Philadelphia Fed Manufacturing Index for June was also revealed today. The figure was logged at 17.8, beating expectations and improving on Mays 15.4 reading.
Natural gas
Front month natural gas futures, due in July, dropped 1.42% at the New York Mercantile Exchange to trade for $4.593 per million British thermal units at 14:40 GMT today. Prices ranged from $4.579 to $4.690 per mBtu. The contract dropped 1.06% yesterday, and so far this week the blue fuel has lost more than 1.5%.

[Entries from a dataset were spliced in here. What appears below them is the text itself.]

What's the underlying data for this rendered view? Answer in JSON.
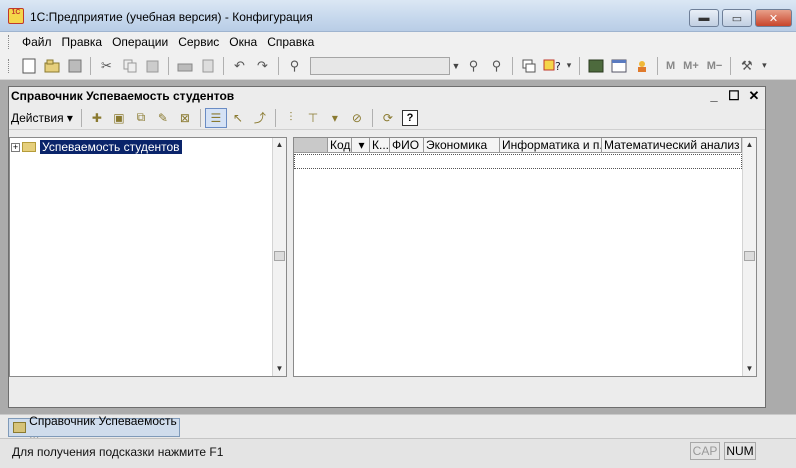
{
  "window": {
    "app_icon": "1C",
    "title": "1С:Предприятие (учебная версия) - Конфигурация",
    "min": "▬",
    "max": "▭",
    "close": "✕"
  },
  "menu": [
    {
      "label": "Файл"
    },
    {
      "label": "Правка"
    },
    {
      "label": "Операции"
    },
    {
      "label": "Сервис"
    },
    {
      "label": "Окна"
    },
    {
      "label": "Справка"
    }
  ],
  "toolbar": {
    "search_value": "",
    "m": "M",
    "m_plus": "M+",
    "m_minus": "M−"
  },
  "child": {
    "title": "Справочник Успеваемость студентов",
    "minimize": "_",
    "restore": "☐",
    "close": "✕",
    "actions_label": "Действия ▾",
    "help_label": "?"
  },
  "tree": {
    "root_label": "Успеваемость студентов"
  },
  "list": {
    "columns": [
      "",
      "Код",
      "▾",
      "К...",
      "ФИО",
      "Экономика",
      "Информатика и п...",
      "Математический анализ"
    ]
  },
  "taskbar": {
    "item_label": "Справочник Успеваемость ..."
  },
  "status": {
    "hint": "Для получения подсказки нажмите F1",
    "cap": "CAP",
    "num": "NUM"
  }
}
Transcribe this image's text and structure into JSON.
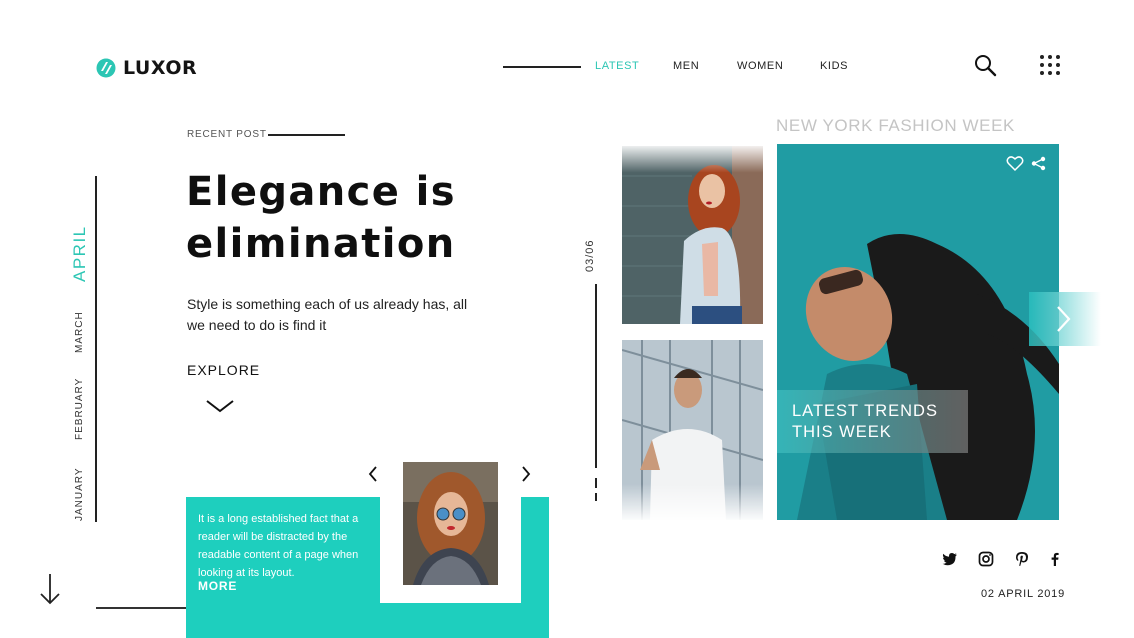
{
  "brand": {
    "name": "LUXOR",
    "accent_color": "#2cc6b4"
  },
  "nav": {
    "items": [
      {
        "label": "LATEST",
        "active": true
      },
      {
        "label": "MEN",
        "active": false
      },
      {
        "label": "WOMEN",
        "active": false
      },
      {
        "label": "KIDS",
        "active": false
      }
    ],
    "icons": [
      "search-icon",
      "grid-menu-icon"
    ]
  },
  "months": [
    "APRIL",
    "MARCH",
    "FEBRUARY",
    "JANUARY"
  ],
  "hero": {
    "label": "RECENT POST",
    "title_line1": "Elegance is",
    "title_line2": "elimination",
    "subtitle_line1": "Style is something each of us already has, all",
    "subtitle_line2": "we need to do is find it",
    "cta": "EXPLORE"
  },
  "card": {
    "color": "#1ecfbe",
    "lines": [
      "It is a long established fact that a",
      "reader will be distracted by the",
      "readable content of a page when",
      "looking at its layout."
    ],
    "more": "MORE"
  },
  "slider": {
    "counter": "03/06"
  },
  "gallery": {
    "heading": "NEW YORK FASHION WEEK",
    "feature_line1": "LATEST TRENDS",
    "feature_line2": "THIS WEEK",
    "feature_icons": [
      "heart-icon",
      "share-icon"
    ]
  },
  "social": [
    "twitter-icon",
    "instagram-icon",
    "pinterest-icon",
    "facebook-icon"
  ],
  "date": "02 APRIL 2019"
}
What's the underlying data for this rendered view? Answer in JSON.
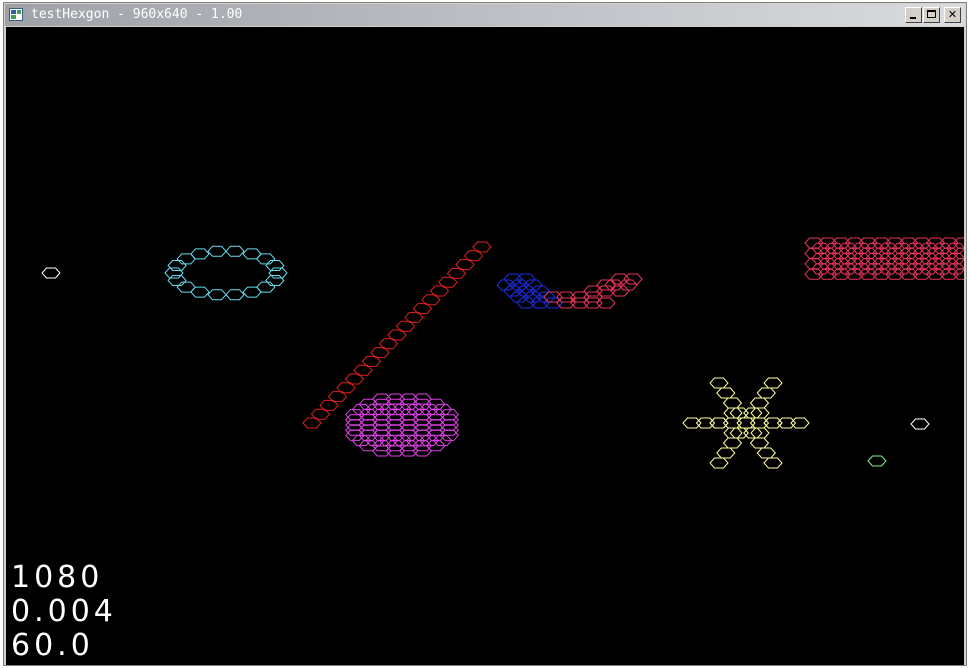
{
  "window": {
    "title": "testHexgon - 960x640 - 1.00",
    "icon": "app-window-icon",
    "buttons": [
      {
        "name": "minimize",
        "icon": "minimize-icon"
      },
      {
        "name": "maximize",
        "icon": "maximize-icon"
      },
      {
        "name": "close",
        "icon": "close-icon",
        "label": "✕"
      }
    ]
  },
  "stats": {
    "line1": "1080",
    "line2": "0.004",
    "line3": "60.0"
  },
  "colors": {
    "background": "#000000",
    "white": "#ffffff",
    "cyan": "#66ddee",
    "red": "#e02020",
    "crimson": "#e8335a",
    "blue": "#1c2ee0",
    "magenta": "#e040e8",
    "yellow": "#ffff99",
    "green": "#88ee88"
  }
}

The Energy Information Administration’s (EIA) reported on natural gas stockpiles for the week through June 13 today. The log revealed a gain of 113 Billion cubic feet (Bcf) for inventories, while analysts at NatGasWeather.com had suggested a 105-110 Bcf injection. The 5-year average gain for the week is 85 Bcf.
Inventories levels remain 29.1% below last years readings for the same week, and although the deficit has been constantly shrinking, the US is entering summer air-cooling season, when injections will probably be smaller. The above-normal temperatures over the US recently will probably dent gains in the following week, with more heat at the start of July.
“A pretty dramatic warm-up is on the way,” Phil Flynn, senior market analyst at Price Futures Group in Chicago, said for Bloomberg. “The expectation that we’re going to have a cool summer is going to be challenged for the next couple of weeks.”
Power demand usually spikes during summer, as air conditioners are put to work, and power stations account for 30% of US natural gas consumption. Usually there is a direct correlation between rising summer temperatures and natural gas prices.